Conserving with our wistful reverie of hotter occasions to return, we cease by a sandy yard in Maryland on a heat summer season’s day to satisfy one other sand wasp. This little magnificence, Bicyrtes quadrifasciatus, is typically known as the four-lined-stink bug hunter because of its propensity to seize stink bugs and different members of the true bug clan (Hemiptera) that function meals for its younger. Though I didn’t have the chance to witness a looking victory of the four-lined-stink bug hunter, a number of researchers and naturalists have seen this intelligent tracker provisioning their burrows with nymphs of the noxious brown marmorated stink bug (BMSB). Sand wasps be a part of a cabal of different helpful predators, together with murderer bugs, spiders, and mantids we met in earlier episodes contributing to the demise of BMSB in our area.
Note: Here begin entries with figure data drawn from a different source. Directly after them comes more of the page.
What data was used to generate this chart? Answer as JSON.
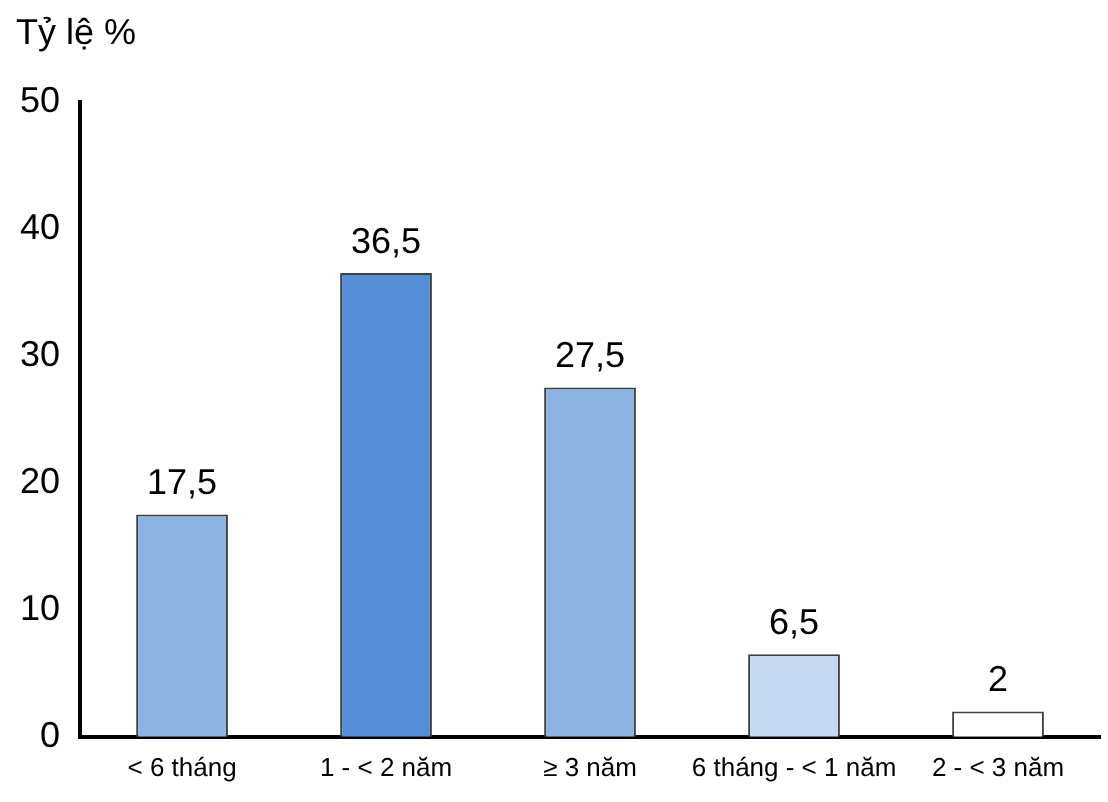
{
  "chart_data": {
    "type": "bar",
    "ylabel": "Tỷ lệ %",
    "categories": [
      "< 6 tháng",
      "1 - < 2 năm",
      "≥ 3 năm",
      "6 tháng - < 1 năm",
      "2 - < 3 năm"
    ],
    "values": [
      17.5,
      36.5,
      27.5,
      6.5,
      2
    ],
    "value_labels": [
      "17,5",
      "36,5",
      "27,5",
      "6,5",
      "2"
    ],
    "colors": [
      "#8db3e2",
      "#558ed5",
      "#8db3e2",
      "#c6d9f1",
      "#ffffff"
    ],
    "ylim": [
      0,
      50
    ],
    "yticks": [
      0,
      10,
      20,
      30,
      40,
      50
    ],
    "grid": false,
    "legend": false
  }
}
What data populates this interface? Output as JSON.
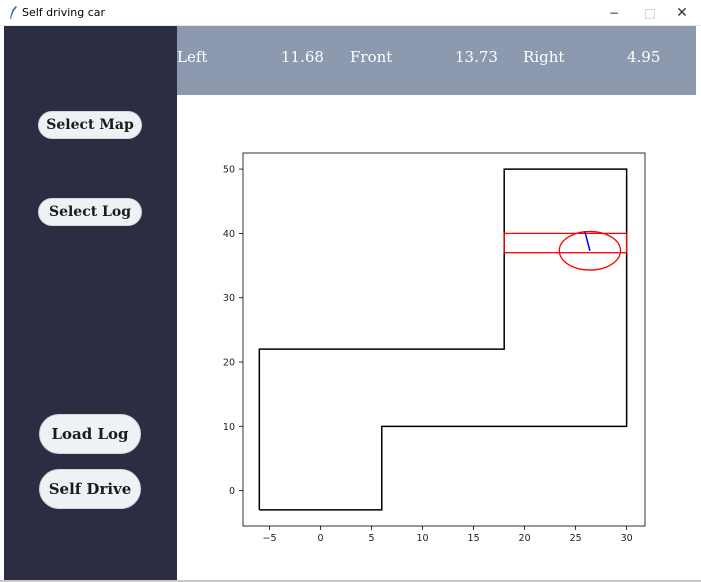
{
  "window": {
    "title": "Self driving car",
    "minimize_glyph": "−",
    "maximize_glyph": "□",
    "close_glyph": "✕"
  },
  "sidebar": {
    "background": "#2b2d42",
    "buttons": {
      "select_map": "Select Map",
      "select_log": "Select Log",
      "load_log": "Load Log",
      "self_drive": "Self Drive"
    }
  },
  "sensors": {
    "background": "#8d99ae",
    "left_label": "Left",
    "left_value": "11.68",
    "front_label": "Front",
    "front_value": "13.73",
    "right_label": "Right",
    "right_value": "4.95"
  },
  "chart_data": {
    "type": "line",
    "xlim": [
      -7.6,
      31.8
    ],
    "ylim": [
      -5.5,
      52.5
    ],
    "x_ticks": [
      -5,
      0,
      5,
      10,
      15,
      20,
      25,
      30
    ],
    "y_ticks": [
      0,
      10,
      20,
      30,
      40,
      50
    ],
    "x_tick_labels": [
      "−5",
      "0",
      "5",
      "10",
      "15",
      "20",
      "25",
      "30"
    ],
    "y_tick_labels": [
      "0",
      "10",
      "20",
      "30",
      "40",
      "50"
    ],
    "grid": false,
    "track": {
      "color": "#000000",
      "points": [
        [
          -6,
          -3
        ],
        [
          6,
          -3
        ],
        [
          6,
          10
        ],
        [
          30,
          10
        ],
        [
          30,
          50
        ],
        [
          18,
          50
        ],
        [
          18,
          22
        ],
        [
          -6,
          22
        ],
        [
          -6,
          -3
        ]
      ]
    },
    "finish_area": {
      "color": "#ff0000",
      "x": [
        18,
        30
      ],
      "y": [
        37,
        40
      ]
    },
    "car": {
      "color": "#ff0000",
      "center": [
        26.4,
        37.3
      ],
      "radius": 3,
      "heading_color": "#0000ff",
      "heading_end": [
        25.9,
        40.3
      ]
    }
  }
}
Approach to go wasps!
Acknowledgements
Two fascinating articles, “Survey of Native Biocontrol Brokers of the Brown Marmorated Stink Bug in Pennsylvania Fruit Orchards and Adjoining Habitat” by David Biddinger, John Tooker, Alex Surcica, and Greg Krawczyk, and “Nesting Habits of the Sand Wasp Stictia maculata (Hymenoptera: Sphecidae) in Costa Rica” by Robert Matthews, Richard Saunders and Janice Matthews, had been consulted in getting ready this episode.